El detalle es revelador: sus propios jugadores se detienen un instante, convencidos de que la jugada será invalidada. Francia sigue, Mbappé no perdona y el partido se inclina. El golpe pesa, pero Ouahbi evita instalarse en la queja.
Respeto por el rival, exigencia para los suyos
Lejos de reducirlo todo a la polémica, el técnico de 49 años se apresuró a subrayar la jerarquía del rival. «Tenemos que admitir que jugamos contra un muy buen equipo», reconoció, asumiendo que su selección sufrió de lo lindo antes del descanso.
La primera parte fue una cuesta arriba constante.
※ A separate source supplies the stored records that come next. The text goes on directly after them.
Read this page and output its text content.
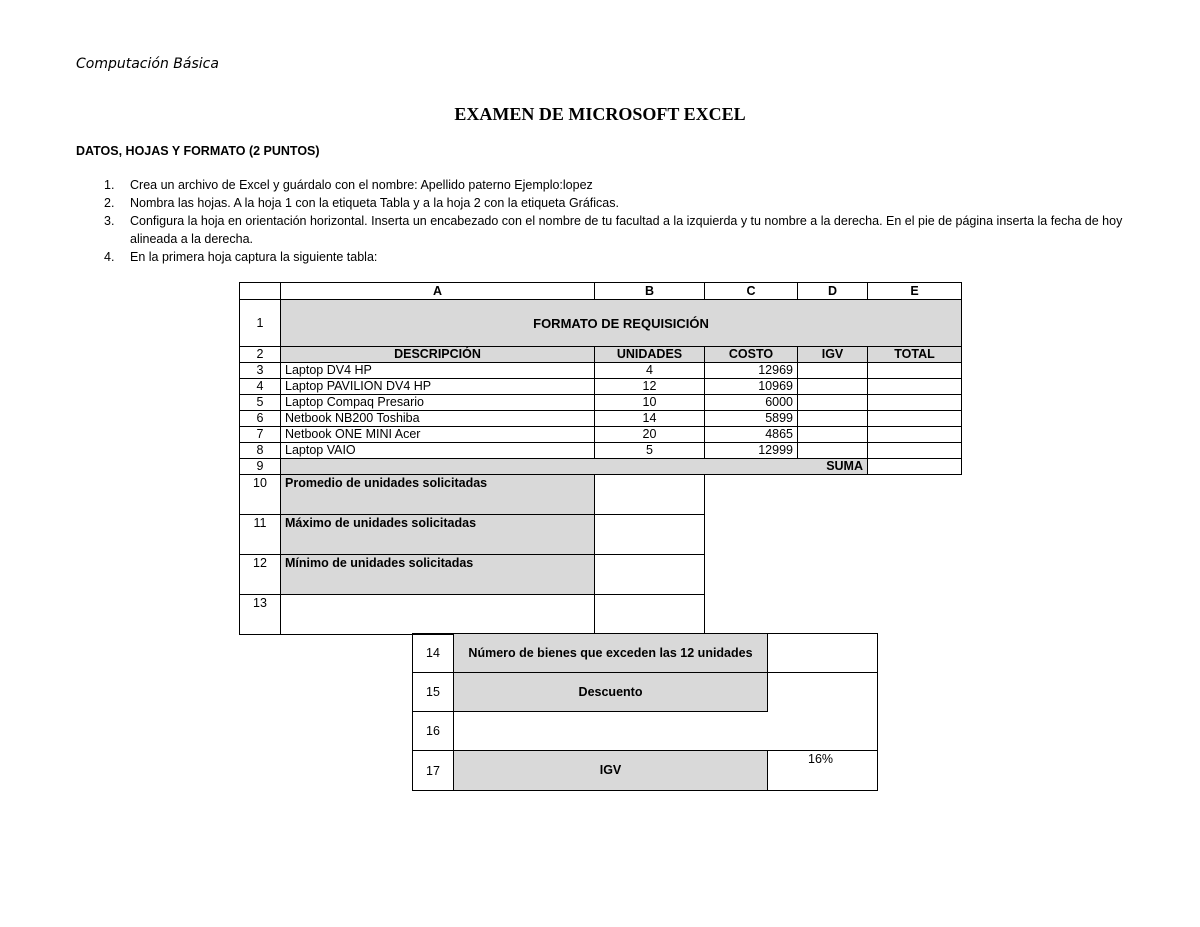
Computación Básica
EXAMEN DE MICROSOFT EXCEL
DATOS, HOJAS Y FORMATO (2 PUNTOS)
1. Crea un archivo de Excel y guárdalo con el nombre: Apellido paterno Ejemplo:lopez
2. Nombra las hojas. A la hoja 1 con la etiqueta Tabla y a la hoja 2 con la etiqueta Gráficas.
3. Configura la hoja en orientación horizontal. Inserta un encabezado con el nombre de tu facultad a la izquierda y tu nombre a la derecha. En el pie de página inserta la fecha de hoy alineada a la derecha.
4. En la primera hoja captura la siguiente tabla:
	A	B	C	D	E
1	FORMATO DE REQUISICIÓN				
2	DESCRIPCIÓN	UNIDADES	COSTO	IGV	TOTAL
3	Laptop DV4 HP	4	12969		
4	Laptop PAVILION DV4 HP	12	10969		
5	Laptop Compaq Presario	10	6000		
6	Netbook NB200 Toshiba	14	5899		
7	Netbook ONE MINI Acer	20	4865		
8	Laptop VAIO	5	12999		
9	SUMA				
10	Promedio de unidades solicitadas				
11	Máximo de unidades solicitadas				
12	Mínimo de unidades solicitadas				
13					
14	Número de bienes que exceden las 12 unidades	
15	Descuento	
16		
17	IGV	16%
Francia apretó, Marruecos se vio desbordada por momentos y tuvo que aparecer Yassine Bounou para sostener al equipo con una parada clave en el penalti. Esa intervención mantuvo viva a la selección y cambió el tono del vestuario.
Tras el descanso, el paisaje fue otro. La línea defensiva se ajustó, el bloque se compactó y, sobre todo, el equipo se serenó con la pelota. «En la segunda parte defendimos mejor y, sobre todo, estuvimos más tranquilos con el balón. Estuvimos mucho mejor», explicó Ouahbi.
La diferencia fue tan evidente que el propio entrenador apuntó a un aspecto físico y mental: «En la primera parte daba la sensación de que algunos jugadores estaban recuperando el aliento. Vimos que esos mismos jugadores empezaron muy bien la segunda parte».
Un final cruel, pero sin resignación
El tramo final volvió a ser un ejercicio de resistencia. Francia empujó, Marruecos aguantó como pudo. El desgaste, las molestias, las piernas pesadas. «Fue duro al final», admitió el seleccionador, sin esconder la desilusión del vestuario.
Ahí emergió el otro mensaje de Ouahbi: autocrítico, pero ambicioso. «Creo que debemos seguir creyendo, seguir trabajando. También debemos seguir trabajando en las bases, asegurarnos de que, cuando haya lesiones o jugadores menos frescos, podamos tener un grupo más amplio de futbolistas».
Es una declaración de intenciones. No se trata solo de digerir una derrota dolorosa, sino de construir algo más sólido a partir de ella. Un equipo con más fondo de armario, menos dependiente de un núcleo reducido y mejor preparado para sobrevivir a noches tan exigentes como esta.
El técnico lo dejó claro: no habrá rendición. «Vamos a continuar, no nos vamos a detener aquí. Estamos muy decepcionados, queríamos más, pero tenemos que aceptarlo».
Entre la frustración por un gol que siente manchado por una mano no sancionada y la convicción de que su selección dio un paso adelante en personalidad y manejo del partido, Ouahbi marca el camino. La pregunta ya no es qué pasó con esa jugada de Rabiot, sino hasta dónde puede llegar este grupo si de verdad convierte esta herida en un punto de partida.